NHL Deputy Commissioner Bill Daly was “pleased” the “Bankruptcy Court

has confirmed the league’s right to select its owners and the locations

of its franchises. It remains our goal to secure the long-term

stability of the Coyotes.”

Mr. Eisenberger said he was scheduled to talk to Mr. Balsillie Oct. 1.

But the next move for the city, said the mayor and other councillors is

to build bridges with the NHL in the hopes of acquiring an NHL either

through an expansion process or relocating an existing franchise.

“There are nine NHL teams in the (U.S.) south that are in trouble,” said Mayor Eisenberger. “There are opportunities there.”

Mayor Eisenberger said he expects the city’s exclusive agreement with

Mr. Balsillie signed last spring will expire after it ends at the end

of October. The agreement allowed Mr. Balsillie to take over Copps

Coliseum and Hamilton Entertainment Convention and Facilities Inc. Mr.

Balsillie had unveiled a $5 million plan to upgrade the 1985 arena to

NHL standards.

The mayor confirmed again that the city will “look at other options”,

and that city officials have had discussions with other representatives

to locate an NHL team in Hamilton. He refused to divulge any details.

Ward 8 (west Mountain) councillor Terry Whitehead, chair of the city’s

NHL sub-committee, said the city should reach out to the NHL, including

commissioner Gary Bettman.

“They have stated that Hamilton is a viable hockey market,” said Coun.

Whitehead. “We should talk to them to see how we can secure a team.”

The mayor and other politicians applauded Mr. Balsillie for his efforts

to buy the Coyotes, which, they said, not only raised the profile of

Hamilton throughout North America, but also proved the city can support

an NHL franchise.

“He has done a spectacular job highlighting Hamilton,” said Mayor

Eisenberger. “We have a much better hope of securing an NHL franchise.

?Added Mr. Whitehead, “The NHL has acknowledged by there is a need and

a vacuum in Hamilton that needs to be filled. All Mr. Balsillie wanted

was to be given a fair chance.”

Mountain councillor Tom Jackson said Judge Baum “took the easy way out” by deciding against both the NHL and Mr. Balsillie.

“It’s a real shame. The powers that be took hold.”

Ancaster councillor Lloyd Ferguson said a great “sigh” could be heard throughout Hamilton after the judge’s decision Sept. 30.

“It’s (the NHL’s) club. It’s their rules.”
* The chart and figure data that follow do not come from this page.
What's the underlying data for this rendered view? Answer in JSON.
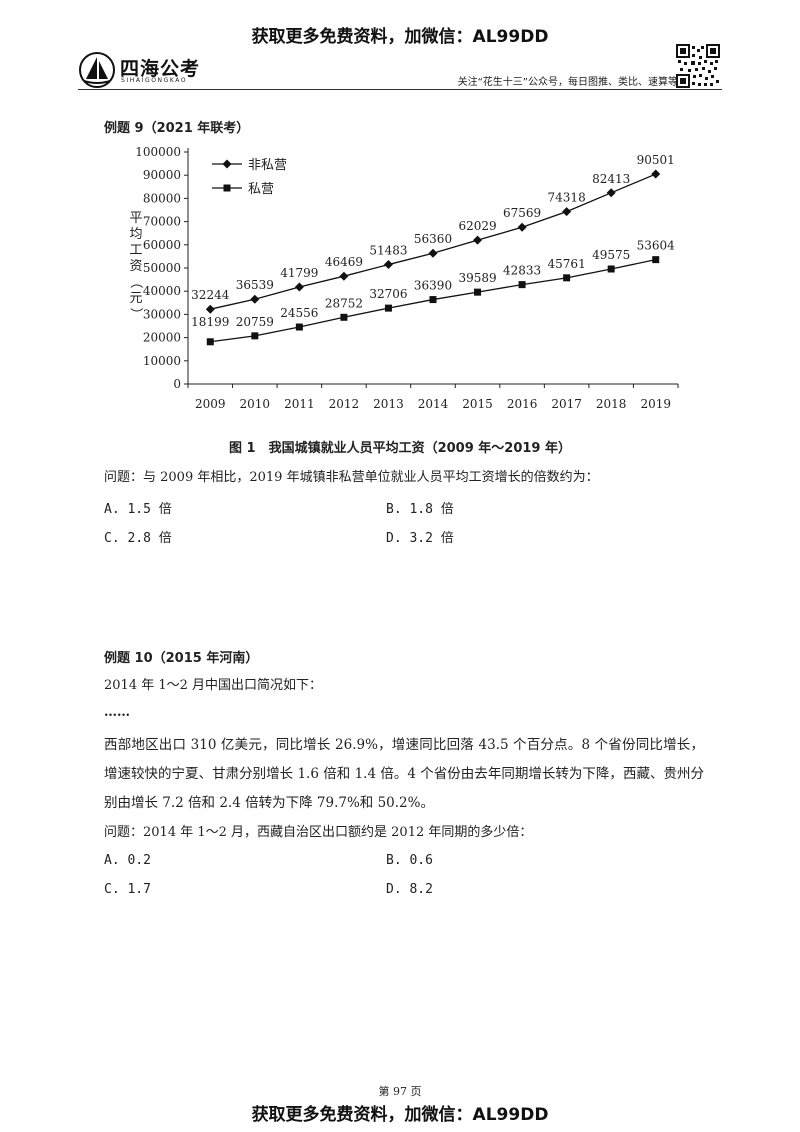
{
  "header": {
    "banner": "获取更多免费资料，加微信：AL99DD",
    "logo_name": "四海公考",
    "logo_sub": "SIHAIGONGKAO",
    "note": "关注“花生十三”公众号，每日图推、类比、速算等"
  },
  "q9": {
    "title": "例题 9（2021 年联考）",
    "caption": "图 1　我国城镇就业人员平均工资（2009 年～2019 年）",
    "question": "问题：与 2009 年相比，2019 年城镇非私营单位就业人员平均工资增长的倍数约为：",
    "options": [
      "A. 1.5 倍",
      "B. 1.8 倍",
      "C. 2.8 倍",
      "D. 3.2 倍"
    ]
  },
  "chart_data": {
    "type": "line",
    "x": [
      "2009",
      "2010",
      "2011",
      "2012",
      "2013",
      "2014",
      "2015",
      "2016",
      "2017",
      "2018",
      "2019"
    ],
    "ylabel": "平均工资（元）",
    "ylim": [
      0,
      100000
    ],
    "yticks": [
      0,
      10000,
      20000,
      30000,
      40000,
      50000,
      60000,
      70000,
      80000,
      90000,
      100000
    ],
    "legend_position": "top-left",
    "series": [
      {
        "name": "非私营",
        "marker": "diamond",
        "values": [
          32244,
          36539,
          41799,
          46469,
          51483,
          56360,
          62029,
          67569,
          74318,
          82413,
          90501
        ]
      },
      {
        "name": "私营",
        "marker": "square",
        "values": [
          18199,
          20759,
          24556,
          28752,
          32706,
          36390,
          39589,
          42833,
          45761,
          49575,
          53604
        ]
      }
    ]
  },
  "q10": {
    "title": "例题 10（2015 年河南）",
    "intro": "2014 年 1～2 月中国出口简况如下：",
    "ellipsis": "……",
    "paragraph": "西部地区出口 310 亿美元，同比增长 26.9%，增速同比回落 43.5 个百分点。8 个省份同比增长，增速较快的宁夏、甘肃分别增长 1.6 倍和 1.4 倍。4 个省份由去年同期增长转为下降，西藏、贵州分别由增长 7.2 倍和 2.4 倍转为下降 79.7%和 50.2%。",
    "question": "问题：2014 年 1～2 月，西藏自治区出口额约是 2012 年同期的多少倍：",
    "options": [
      "A. 0.2",
      "B. 0.6",
      "C. 1.7",
      "D. 8.2"
    ]
  },
  "footer": {
    "page": "第 97 页",
    "banner": "获取更多免费资料，加微信：AL99DD"
  }
}
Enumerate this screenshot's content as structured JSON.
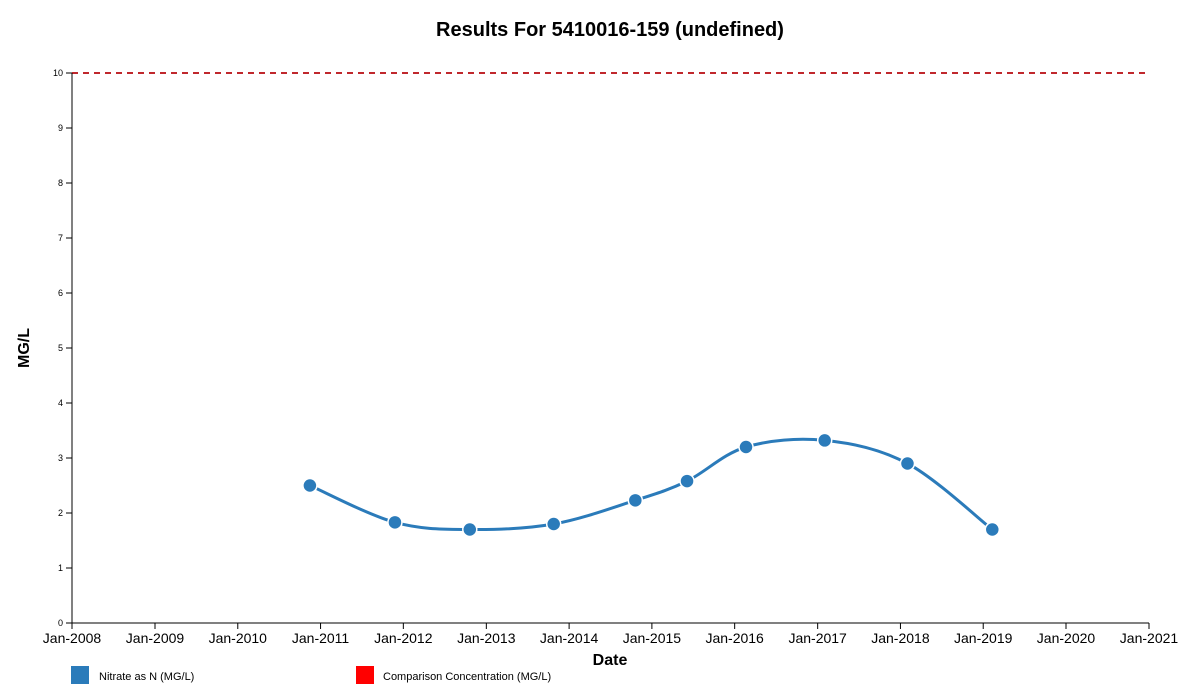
{
  "chart_data": {
    "type": "line",
    "title": "Results For 5410016-159 (undefined)",
    "xlabel": "Date",
    "ylabel": "MG/L",
    "xlim": [
      "2008-01-01",
      "2021-01-01"
    ],
    "ylim": [
      0,
      10
    ],
    "x_ticks": [
      "Jan-2008",
      "Jan-2009",
      "Jan-2010",
      "Jan-2011",
      "Jan-2012",
      "Jan-2013",
      "Jan-2014",
      "Jan-2015",
      "Jan-2016",
      "Jan-2017",
      "Jan-2018",
      "Jan-2019",
      "Jan-2020",
      "Jan-2021"
    ],
    "y_ticks": [
      "0",
      "1",
      "2",
      "3",
      "4",
      "5",
      "6",
      "7",
      "8",
      "9",
      "10"
    ],
    "grid": false,
    "legend_position": "bottom-left",
    "series": [
      {
        "name": "Nitrate as N (MG/L)",
        "color": "#2b7bba",
        "x": [
          "2010-11-15",
          "2011-11-25",
          "2012-10-20",
          "2013-10-25",
          "2014-10-20",
          "2015-06-05",
          "2016-02-20",
          "2017-02-01",
          "2018-02-01",
          "2019-02-10"
        ],
        "y": [
          2.5,
          1.83,
          1.7,
          1.8,
          2.23,
          2.58,
          3.2,
          3.32,
          2.9,
          1.7
        ]
      }
    ],
    "reference_lines": [
      {
        "name": "Comparison Concentration (MG/L)",
        "value": 10,
        "color": "#ff0000",
        "line_color": "#c0282d",
        "style": "dashed"
      }
    ]
  }
}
Judge Baum seemed to side with the NHL in his 28-page decision. His

decision leaves the fate of the Coyotes in the NHL’s hands, even though

it didn’t win outright.

“In hockey parlance, the court is passing the puck to the NHL, who can

decide to take another shot at the sale net or it can pass off the

puck,” Judge Baum wrote in his decision.

The judge wrote Mr. Balsillie’s bid was rejected because the

entrepreneur could not get the approval of the NHL to move the Coyotes

to Hamilton.

“In the final analysis, the court cannot find or conclude that the

interests of the NHL can be adequately protected if the Coyotes are

moved to Hamilton without first having a final decision regarding the

claimed rights of the NHL,” wrote Judge Baum.